Among the other possibilities that quantum technology could offer is the optimization of AI algorithms used to analyze images of older adults and assistive devices. Quantum computing has the potential to significantly accelerate the calculations required to train and execute these algorithms, which could dramatically improve the efficiency and accuracy of image analysis. Moreover, QA is capable of handling large datasets more effectively, enabling a more comprehensive and detailed analysis of representations of older adults in digital media. One of the approaches that we could use to develop this algorithm is the adiabatic algorithm. The adiabatic algorithm relies on the controlled manipulation of a quantum physical system to find optimal solutions to optimization problems. It utilizes the concept of adiabatic transitions to find the ground state of a quantum system, which corresponds to the solution of the optimization problem. By harnessing the quantum properties of the system, such as superposition and entanglement, the adiabatic algorithm can rapidly explore the solution space and efficiently find optimal solutions. On the other hand, a quantum annealer could be another option. A quantum annealer is a quantum device specifically designed to solve combinatorial optimization problems. It utilizes the phenomenon of quantum tunneling to find bit configurations that minimize an energy function associated with the optimization problem. Thus, quantum annealers are particularly effective in finding solutions close to global optima in complex optimization problems. Globally, quantum technology could help to enhance the quality and diversity of representations of older adults in digital media, thereby contributing to reducing stereotypes and promoting a more accurate and positive image of ageing.
Regarding emotions and gender, images were observed that showed mostly joy and a lack of recognition of emotion, especially in women. In general, it is observed that digital images linked to the use of aids and assistive devices among women are underrepresented. Evidence shows that while older people, especially older women, tend to be less represented in digital media [13], the differences become more acute when investigating how they are represented in a differential and stereotypical way in digital images [5].

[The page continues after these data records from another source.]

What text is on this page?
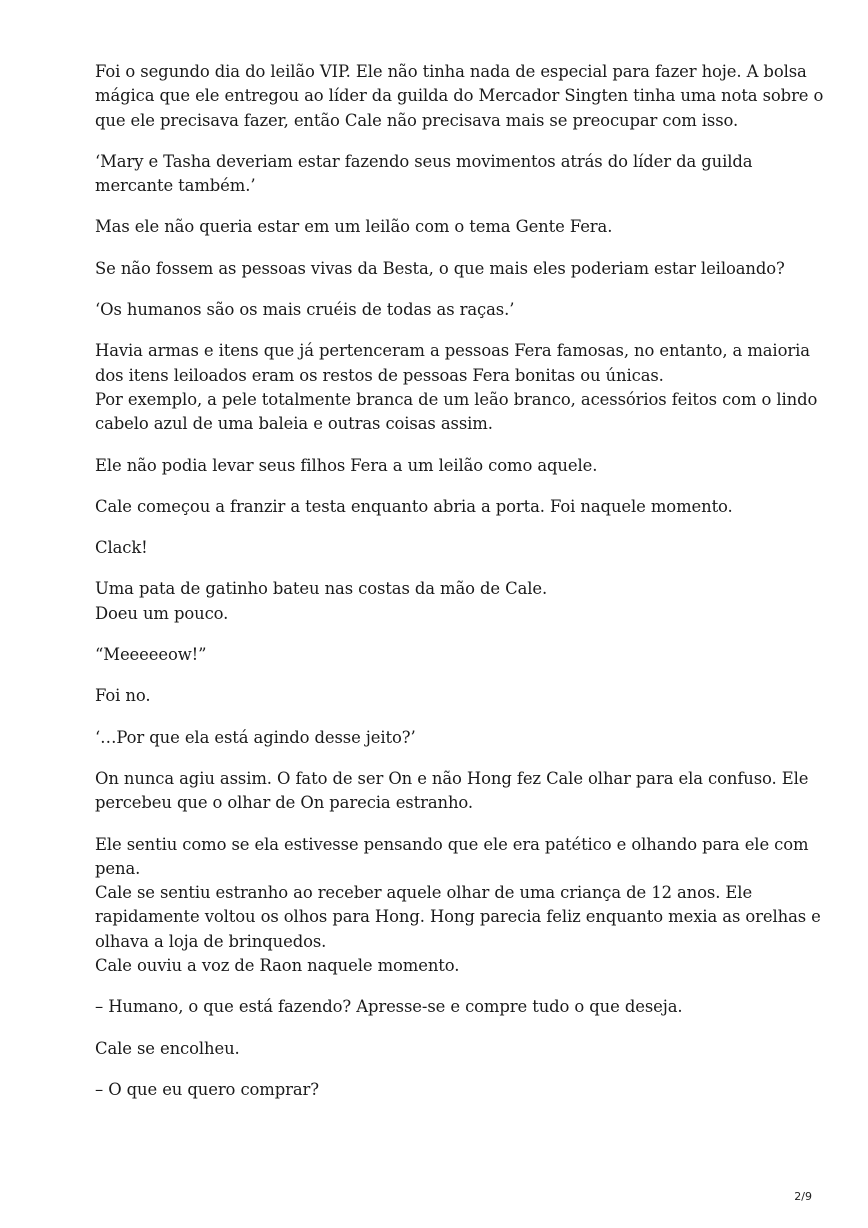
Foi o segundo dia do leilão VIP. Ele não tinha nada de especial para fazer hoje. A bolsa
mágica que ele entregou ao líder da guilda do Mercador Singten tinha uma nota sobre o
que ele precisava fazer, então Cale não precisava mais se preocupar com isso.

‘Mary e Tasha deveriam estar fazendo seus movimentos atrás do líder da guilda
mercante também.’

Mas ele não queria estar em um leilão com o tema Gente Fera.

Se não fossem as pessoas vivas da Besta, o que mais eles poderiam estar leiloando?

‘Os humanos são os mais cruéis de todas as raças.’

Havia armas e itens que já pertenceram a pessoas Fera famosas, no entanto, a maioria
dos itens leiloados eram os restos de pessoas Fera bonitas ou únicas.
Por exemplo, a pele totalmente branca de um leão branco, acessórios feitos com o lindo
cabelo azul de uma baleia e outras coisas assim.

Ele não podia levar seus filhos Fera a um leilão como aquele.

Cale começou a franzir a testa enquanto abria a porta. Foi naquele momento.

Clack!

Uma pata de gatinho bateu nas costas da mão de Cale.
Doeu um pouco.

“Meeeeeow!”

Foi no.

‘…Por que ela está agindo desse jeito?’

On nunca agiu assim. O fato de ser On e não Hong fez Cale olhar para ela confuso. Ele
percebeu que o olhar de On parecia estranho.

Ele sentiu como se ela estivesse pensando que ele era patético e olhando para ele com
pena.
Cale se sentiu estranho ao receber aquele olhar de uma criança de 12 anos. Ele
rapidamente voltou os olhos para Hong. Hong parecia feliz enquanto mexia as orelhas e
olhava a loja de brinquedos.
Cale ouviu a voz de Raon naquele momento.

– Humano, o que está fazendo? Apresse-se e compre tudo o que deseja.

Cale se encolheu.

– O que eu quero comprar?

2/9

The limitation of this study from a gender and feminist perspective has also been noted. In this context, a previous study showed that sexual and gender minorities face several challenges, especially in the use of digital platforms related to identity [41]; in another work, the author even concluded that digital images present a limited view of old age, excluding homosexual couples and non-binary people [5].
Although older people become ‘invisible’ in digital media [13], it is noted that men are more visible than women. The data also show marked differences in older people’s use of media (traditional and digital), even among high-income countries (Canada, the Netherlands, Romania, Spain and Finland) [42]. In the same sense, the results of this work show the presence and co-existence of scenarios of gender/sex inequality and ageism in the representation of older people in this collective digital imagination.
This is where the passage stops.